From 0f38319b928e062682416632738bec7b568f0673 Mon Sep 17 00:00:00 2001
From: avilevy <avilevy@google.com>
Date: Wed, 25 Mar 2026 22:00:51 +0000
Subject: [PATCH] feat(discovery,scrape): rename startup wait options and add
 DiscoveryReloadOnStartup

- discovery: Rename `SkipInitialWait` to `SkipStartupWait` for clarity.
- discovery: Pass `context.Context` to `flushUpdates` to handle cancellation and avoid leaks.
- scrape: Add `DiscoveryReloadOnStartup` to `Options` to decouple startup discovery from `ScrapeOnShutdown`.
- tests: Refactor `TestTargetSetTargetGroupsPresentOnStartup` and `TestManagerReloader` to use table-driven tests and `synctest` for better stability and coverage.

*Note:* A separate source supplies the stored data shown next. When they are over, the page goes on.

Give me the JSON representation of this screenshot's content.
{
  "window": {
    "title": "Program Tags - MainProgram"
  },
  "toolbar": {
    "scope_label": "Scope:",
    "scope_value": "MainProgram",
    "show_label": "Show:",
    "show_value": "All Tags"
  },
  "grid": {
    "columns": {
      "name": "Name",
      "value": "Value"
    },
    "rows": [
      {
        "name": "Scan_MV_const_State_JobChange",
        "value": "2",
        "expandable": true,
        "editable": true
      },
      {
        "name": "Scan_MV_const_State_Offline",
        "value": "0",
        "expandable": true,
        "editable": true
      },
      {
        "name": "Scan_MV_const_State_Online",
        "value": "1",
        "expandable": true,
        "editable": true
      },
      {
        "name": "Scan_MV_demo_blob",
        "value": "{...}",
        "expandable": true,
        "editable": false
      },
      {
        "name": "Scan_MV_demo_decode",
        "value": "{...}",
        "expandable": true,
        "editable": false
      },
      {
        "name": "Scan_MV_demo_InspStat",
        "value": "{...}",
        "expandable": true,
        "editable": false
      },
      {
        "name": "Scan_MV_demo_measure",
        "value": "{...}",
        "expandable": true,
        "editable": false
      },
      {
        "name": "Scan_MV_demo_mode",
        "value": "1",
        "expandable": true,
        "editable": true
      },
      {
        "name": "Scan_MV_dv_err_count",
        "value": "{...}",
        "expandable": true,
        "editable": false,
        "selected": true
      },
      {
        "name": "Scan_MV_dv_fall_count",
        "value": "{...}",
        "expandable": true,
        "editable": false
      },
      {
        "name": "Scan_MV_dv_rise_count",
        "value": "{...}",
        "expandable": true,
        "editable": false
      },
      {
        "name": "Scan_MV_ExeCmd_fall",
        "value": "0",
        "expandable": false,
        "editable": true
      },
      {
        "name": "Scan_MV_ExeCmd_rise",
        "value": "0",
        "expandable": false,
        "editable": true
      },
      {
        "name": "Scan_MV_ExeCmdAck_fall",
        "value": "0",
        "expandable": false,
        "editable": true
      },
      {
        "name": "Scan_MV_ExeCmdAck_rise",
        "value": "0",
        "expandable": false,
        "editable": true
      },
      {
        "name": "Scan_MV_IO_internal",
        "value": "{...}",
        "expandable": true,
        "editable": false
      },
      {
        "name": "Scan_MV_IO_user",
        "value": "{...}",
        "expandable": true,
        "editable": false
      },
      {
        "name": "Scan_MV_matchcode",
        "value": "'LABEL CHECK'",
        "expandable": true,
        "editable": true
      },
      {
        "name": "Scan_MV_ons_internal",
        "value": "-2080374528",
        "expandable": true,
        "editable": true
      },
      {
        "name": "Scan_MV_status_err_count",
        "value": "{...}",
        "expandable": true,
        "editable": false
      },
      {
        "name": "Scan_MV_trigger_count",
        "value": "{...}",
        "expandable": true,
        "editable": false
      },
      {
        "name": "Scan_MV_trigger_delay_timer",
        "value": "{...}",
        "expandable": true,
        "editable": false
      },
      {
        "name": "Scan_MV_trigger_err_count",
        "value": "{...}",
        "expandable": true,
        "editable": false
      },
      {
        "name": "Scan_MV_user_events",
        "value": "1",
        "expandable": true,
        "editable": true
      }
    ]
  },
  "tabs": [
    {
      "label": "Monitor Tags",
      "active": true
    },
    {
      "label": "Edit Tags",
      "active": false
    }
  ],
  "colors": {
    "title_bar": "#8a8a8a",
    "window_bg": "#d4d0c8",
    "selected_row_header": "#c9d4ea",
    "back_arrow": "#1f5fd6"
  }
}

Signed-off-by: avilevy <avilevy@google.com>
---
 discovery/manager.go      | 12 +++--
 discovery/manager_test.go | 98 ++++++++++++++++++++++++++++-----------
 scrape/manager.go         |  9 +++-
 scrape/manager_test.go    | 67 +++++++++++++++++---------
 4 files changed, 131 insertions(+), 55 deletions(-)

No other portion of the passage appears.